The selection did not garner much attention because it was not conducted by popular vote. However, Lee's victory speech was noticed by the public, as he mistakenly wished the mothers in Hong Kong a "Happy Christmas" on Mother's Day, and allegedly said "love Hong Kong this country" in Cantonese, which a pro-Beijing politician later clarified as "love Hong Kong this home" and slammed those with anti-government sentiments for spreading "misinformation".

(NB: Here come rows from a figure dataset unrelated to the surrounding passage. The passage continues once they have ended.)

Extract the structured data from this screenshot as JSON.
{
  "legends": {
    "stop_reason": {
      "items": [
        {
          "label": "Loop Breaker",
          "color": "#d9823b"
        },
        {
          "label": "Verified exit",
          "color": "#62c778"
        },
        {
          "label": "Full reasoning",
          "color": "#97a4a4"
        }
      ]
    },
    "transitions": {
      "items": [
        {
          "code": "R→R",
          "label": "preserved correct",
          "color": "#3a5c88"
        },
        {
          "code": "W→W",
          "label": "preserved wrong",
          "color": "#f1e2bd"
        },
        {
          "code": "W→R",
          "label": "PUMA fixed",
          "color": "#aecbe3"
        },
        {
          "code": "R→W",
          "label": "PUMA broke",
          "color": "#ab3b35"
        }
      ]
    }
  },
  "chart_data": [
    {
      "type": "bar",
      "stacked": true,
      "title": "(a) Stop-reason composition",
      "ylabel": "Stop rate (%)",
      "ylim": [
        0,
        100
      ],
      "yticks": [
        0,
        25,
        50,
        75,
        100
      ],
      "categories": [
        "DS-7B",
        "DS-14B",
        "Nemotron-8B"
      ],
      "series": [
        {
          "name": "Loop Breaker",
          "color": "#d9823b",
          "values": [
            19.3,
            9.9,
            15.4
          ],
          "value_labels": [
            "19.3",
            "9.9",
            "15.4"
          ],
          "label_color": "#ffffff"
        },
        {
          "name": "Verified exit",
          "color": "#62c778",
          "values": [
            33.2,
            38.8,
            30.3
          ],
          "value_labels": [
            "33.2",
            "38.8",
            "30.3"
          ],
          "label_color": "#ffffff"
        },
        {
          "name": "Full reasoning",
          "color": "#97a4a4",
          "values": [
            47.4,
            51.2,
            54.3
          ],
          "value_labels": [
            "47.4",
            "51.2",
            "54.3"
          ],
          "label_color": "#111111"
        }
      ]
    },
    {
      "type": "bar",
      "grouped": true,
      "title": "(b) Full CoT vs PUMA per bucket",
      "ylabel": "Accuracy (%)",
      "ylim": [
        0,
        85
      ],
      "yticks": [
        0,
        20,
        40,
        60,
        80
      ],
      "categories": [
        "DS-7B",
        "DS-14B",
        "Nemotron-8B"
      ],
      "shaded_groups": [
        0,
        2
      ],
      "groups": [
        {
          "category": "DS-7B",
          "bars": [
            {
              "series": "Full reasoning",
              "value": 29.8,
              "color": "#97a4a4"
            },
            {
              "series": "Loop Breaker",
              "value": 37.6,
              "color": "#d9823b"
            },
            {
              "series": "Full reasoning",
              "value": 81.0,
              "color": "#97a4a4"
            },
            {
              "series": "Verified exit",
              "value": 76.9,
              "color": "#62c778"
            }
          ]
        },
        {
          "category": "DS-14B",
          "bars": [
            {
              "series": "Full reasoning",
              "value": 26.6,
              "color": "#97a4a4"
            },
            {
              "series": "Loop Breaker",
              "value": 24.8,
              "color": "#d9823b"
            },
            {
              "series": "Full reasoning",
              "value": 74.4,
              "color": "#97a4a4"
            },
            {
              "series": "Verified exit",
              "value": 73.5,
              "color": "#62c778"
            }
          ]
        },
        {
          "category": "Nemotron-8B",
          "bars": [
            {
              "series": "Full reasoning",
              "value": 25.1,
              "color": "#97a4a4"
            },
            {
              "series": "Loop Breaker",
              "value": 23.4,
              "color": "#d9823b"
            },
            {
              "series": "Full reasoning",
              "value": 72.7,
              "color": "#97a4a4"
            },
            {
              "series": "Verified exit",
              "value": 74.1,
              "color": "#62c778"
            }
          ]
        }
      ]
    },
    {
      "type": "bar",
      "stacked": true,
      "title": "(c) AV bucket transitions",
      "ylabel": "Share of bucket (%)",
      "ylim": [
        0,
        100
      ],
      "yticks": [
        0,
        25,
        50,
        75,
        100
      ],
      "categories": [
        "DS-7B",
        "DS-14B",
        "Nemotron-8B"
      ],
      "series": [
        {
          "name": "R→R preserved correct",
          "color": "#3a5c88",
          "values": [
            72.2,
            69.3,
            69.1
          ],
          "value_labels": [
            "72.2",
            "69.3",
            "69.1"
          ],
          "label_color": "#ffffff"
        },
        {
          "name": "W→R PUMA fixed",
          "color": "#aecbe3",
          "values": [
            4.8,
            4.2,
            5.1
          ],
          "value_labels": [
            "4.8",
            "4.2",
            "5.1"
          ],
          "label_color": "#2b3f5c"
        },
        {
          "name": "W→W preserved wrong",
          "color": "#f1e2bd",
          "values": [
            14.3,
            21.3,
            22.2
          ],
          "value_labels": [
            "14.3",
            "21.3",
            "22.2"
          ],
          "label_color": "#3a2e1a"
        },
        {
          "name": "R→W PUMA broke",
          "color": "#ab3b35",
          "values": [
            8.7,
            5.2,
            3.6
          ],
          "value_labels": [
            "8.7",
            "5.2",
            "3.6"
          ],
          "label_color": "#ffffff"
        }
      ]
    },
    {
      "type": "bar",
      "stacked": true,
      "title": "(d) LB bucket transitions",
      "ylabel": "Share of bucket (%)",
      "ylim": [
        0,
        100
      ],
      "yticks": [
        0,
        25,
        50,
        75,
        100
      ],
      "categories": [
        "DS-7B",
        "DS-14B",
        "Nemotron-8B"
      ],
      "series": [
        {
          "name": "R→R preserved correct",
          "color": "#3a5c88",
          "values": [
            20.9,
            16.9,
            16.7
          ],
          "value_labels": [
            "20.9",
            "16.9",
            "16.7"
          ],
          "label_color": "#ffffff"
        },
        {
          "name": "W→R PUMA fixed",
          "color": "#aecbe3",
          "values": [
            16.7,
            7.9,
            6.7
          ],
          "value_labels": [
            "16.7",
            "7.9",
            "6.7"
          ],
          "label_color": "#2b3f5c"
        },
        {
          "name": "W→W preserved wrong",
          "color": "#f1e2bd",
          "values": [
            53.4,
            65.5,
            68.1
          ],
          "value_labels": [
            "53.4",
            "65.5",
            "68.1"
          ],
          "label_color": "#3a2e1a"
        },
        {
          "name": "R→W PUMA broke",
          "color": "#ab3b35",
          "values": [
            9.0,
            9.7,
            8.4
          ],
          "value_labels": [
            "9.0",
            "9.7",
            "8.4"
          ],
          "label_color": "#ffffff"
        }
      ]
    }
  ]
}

League of Social Democrats (LSD), one of the only remaining pro-democracy groups, held a three-person protest before polls opened, chanting "power to the people, universal suffrage now". Vanessa Chan, chairwoman of the LSD, criticised John Lee Ka-chiu for shrinking civil liberties in his "new chapter". Stand with Hong Kong, an activist organisation based overseas, called the leadership race a "sham election", and urged "democratic countries across the world" not to recognise the race.

=== International ===
Taiwan's Mainland Affairs Council urged John Lee Ka-chiu to "listen and respond to the public's view, and respect Hong Kong people's right to pursue democracy, and stop hurting Hong Kong's freedom and human rights." The European Union (EU) put out a statement regretting the "violation of democratic principles and political pluralism" after the "sweeping changes" in the electoral system, adding that it saw the selection process as "yet another step in the dismantling of the 'one country, two systems' principle". The Group of Seven (G7) also released a statement, expressing grave concern over the selection as part of a continued assault on political pluralism and fundamental freedoms, and called on China to act in accordance with its legal obligations. China dismissed the statements by the EU and the G7 as "interfering" in China's internal affairs.